Being honest alone is hard, often unpleasant and less persuasive. Being dishonest is much more fun, easier and often more persuasive.
A couple of quotes from the book:
- Page 18, quoting from a 1901 article in Banker's Magazine, making the point that both government and business are in the mind-control game: The businessman seeks to shape politics and government in a way conducive to his own prosperity. As the business of the country has learned the secret of the combination, it is gradually subverting the power of the politician and rendering him subservient to its purposes. That government is not entirely controlled by these [business] interests is due to the fact that business organization has not reached full perfection.
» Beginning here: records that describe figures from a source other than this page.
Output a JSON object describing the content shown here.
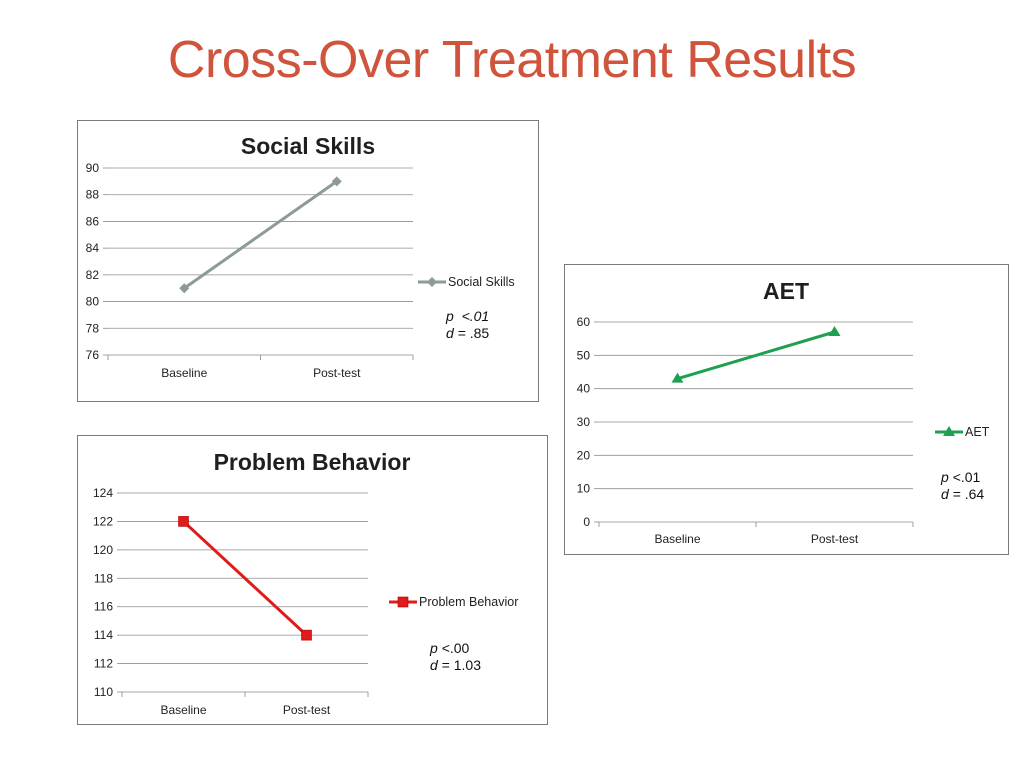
{
  "page": {
    "title": "Cross-Over Treatment Results"
  },
  "chart_data": [
    {
      "id": "social",
      "type": "line",
      "title": "Social Skills",
      "categories": [
        "Baseline",
        "Post-test"
      ],
      "series": [
        {
          "name": "Social Skills",
          "values": [
            81,
            89
          ],
          "color": "#8c9a98",
          "marker": "diamond"
        }
      ],
      "ylim": [
        76,
        90
      ],
      "ystep": 2,
      "grid": true,
      "legend": "right",
      "stats": {
        "p_symbol": "p",
        "p_value": "<.01",
        "d_symbol": "d",
        "d_value": "= .85"
      }
    },
    {
      "id": "aet",
      "type": "line",
      "title": "AET",
      "categories": [
        "Baseline",
        "Post-test"
      ],
      "series": [
        {
          "name": "AET",
          "values": [
            43,
            57
          ],
          "color": "#1fa050",
          "marker": "triangle"
        }
      ],
      "ylim": [
        0,
        60
      ],
      "ystep": 10,
      "grid": true,
      "legend": "right",
      "stats": {
        "p_symbol": "p",
        "p_value": "<.01",
        "d_symbol": "d",
        "d_value": "= .64"
      }
    },
    {
      "id": "pb",
      "type": "line",
      "title": "Problem Behavior",
      "categories": [
        "Baseline",
        "Post-test"
      ],
      "series": [
        {
          "name": "Problem Behavior",
          "values": [
            122,
            114
          ],
          "color": "#e01b1b",
          "marker": "square"
        }
      ],
      "ylim": [
        110,
        124
      ],
      "ystep": 2,
      "grid": true,
      "legend": "right",
      "stats": {
        "p_symbol": "p",
        "p_value": "<.00",
        "d_symbol": "d",
        "d_value": "= 1.03"
      }
    }
  ]
}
- Page 92: Writing in 1913, the historian J.B. Bury believed the freedom of thought had been secured. In his view, a hopeful person could view this victory as permanent, with "intellectual freedom assured to mankind as a possession forever." But Bury was trained in history, not hope. Was there, he queried, a possibility of "a great setback"? For him, Christianity has "laid chains on the human mind." Bury worried that a new force emerging from the unknown could cause something similar to happen again. A century later, we see his fears realized. The cause of this setback is corporate power.
Footnotes:
1. Another way to distinguish good faith rhetoric from bad is to look for open-mindedness. Good faith players approach discussions with an open mind, willing to consider alternative viewpoints and adjust their stance based on the merits of the presented arguments. Bad faith players generally refuse to accept that they could be wrong or they might not be genuinely interested in understanding opposing viewpoints, focusing mostly or entirely on pushing their own narrative
2. Yarvin has coined the term "The Cathedral" to describe a set of institutions, including the press and universities, that he believes work in tandem with the federal bureaucracy to control thought. He argues that these institutions, despite having no central organizational connection, behave as if they were a single organizational structure, projecting illusions that keep American democracy running. He posits that the professors and journalists have sovereignty because final decisions are entrusted to them, and there is no power above them. He believes that only professors can formulate policy, and only journalists can hold the government accountable, effectively giving them control over strategy and tactics, which he equates to control over society.